Positive sentiment towards to European flexible offices has increased according to Workthere with data from the flexible office specialist showing that 54 per cent of providers are optimistic or very optimistic about the next three months, rising to 95 per cent for the next 12 months. 

This is in comparison to 47 per cent and 81 per cent respectively in October 2020.

Simultaneously, the survey also indicates a drop in the number of requests for rent relief – this figure has dropped to 11 per cent which is almost half of what it was this time last year (20 per cent).

Ed Bouterse, Head of Workthere, Europe, says: “It’s incredibly encouraging to see that sentiment amongst flexible office providers is improving month-on-month. Despite various lockdowns still in place across Europe, the vaccination roll out is promising an end to the pandemic sooner rather than later and, as such, it seems that providers and occupiers alike are looking towards a return to the office before the end of the year.”

The survey shows that demand from companies for suburban office space has dropped to 8 per cent this March compared to 29 per cent in October, hinting that many members of flexible office space are intent on returning to their usual city-centre locations once a return to the office is safe. Conversely, demand for swing space has increased over this time period from 13 per cent to 19 per cent.

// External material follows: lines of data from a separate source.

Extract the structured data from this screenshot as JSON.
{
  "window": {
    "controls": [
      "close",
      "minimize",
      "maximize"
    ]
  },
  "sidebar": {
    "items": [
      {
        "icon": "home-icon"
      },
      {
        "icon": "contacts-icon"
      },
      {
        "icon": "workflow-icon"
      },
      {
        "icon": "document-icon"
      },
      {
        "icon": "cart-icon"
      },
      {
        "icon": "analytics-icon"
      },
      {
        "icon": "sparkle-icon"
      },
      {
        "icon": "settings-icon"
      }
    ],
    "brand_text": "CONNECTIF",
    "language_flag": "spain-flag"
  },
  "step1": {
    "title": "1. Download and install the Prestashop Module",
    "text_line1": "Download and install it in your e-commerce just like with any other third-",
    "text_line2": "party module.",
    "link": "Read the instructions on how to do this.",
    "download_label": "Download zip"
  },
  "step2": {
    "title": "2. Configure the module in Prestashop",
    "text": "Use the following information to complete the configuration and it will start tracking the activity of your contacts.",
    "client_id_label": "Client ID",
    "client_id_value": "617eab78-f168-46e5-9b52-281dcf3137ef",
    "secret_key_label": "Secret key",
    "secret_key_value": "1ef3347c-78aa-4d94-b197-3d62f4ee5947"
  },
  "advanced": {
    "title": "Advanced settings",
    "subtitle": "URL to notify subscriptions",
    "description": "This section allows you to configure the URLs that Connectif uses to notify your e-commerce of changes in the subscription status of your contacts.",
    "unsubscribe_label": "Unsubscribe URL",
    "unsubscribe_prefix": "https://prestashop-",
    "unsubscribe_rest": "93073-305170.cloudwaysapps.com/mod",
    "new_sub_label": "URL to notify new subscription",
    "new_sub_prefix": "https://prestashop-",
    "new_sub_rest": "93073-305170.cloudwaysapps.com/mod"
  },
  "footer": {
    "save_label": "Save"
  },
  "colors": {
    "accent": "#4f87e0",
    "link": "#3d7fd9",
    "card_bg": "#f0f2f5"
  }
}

Daniel Jones, global research analyst, Workthere, adds: “Our results point to the fact that many users are looking to return to city-centre locations once lockdown ends; this is a clear indication that urban locations will still be popular in life after the pandemic. One reason for this could be that people are keen to reinstate a clear divide between work and home life with the last year blurring the lines between the two.”

Workthere’s data also suggests that occupancy at the end of the month is set to rise to 77 per cent compared to 88 per cent pre-pandemic.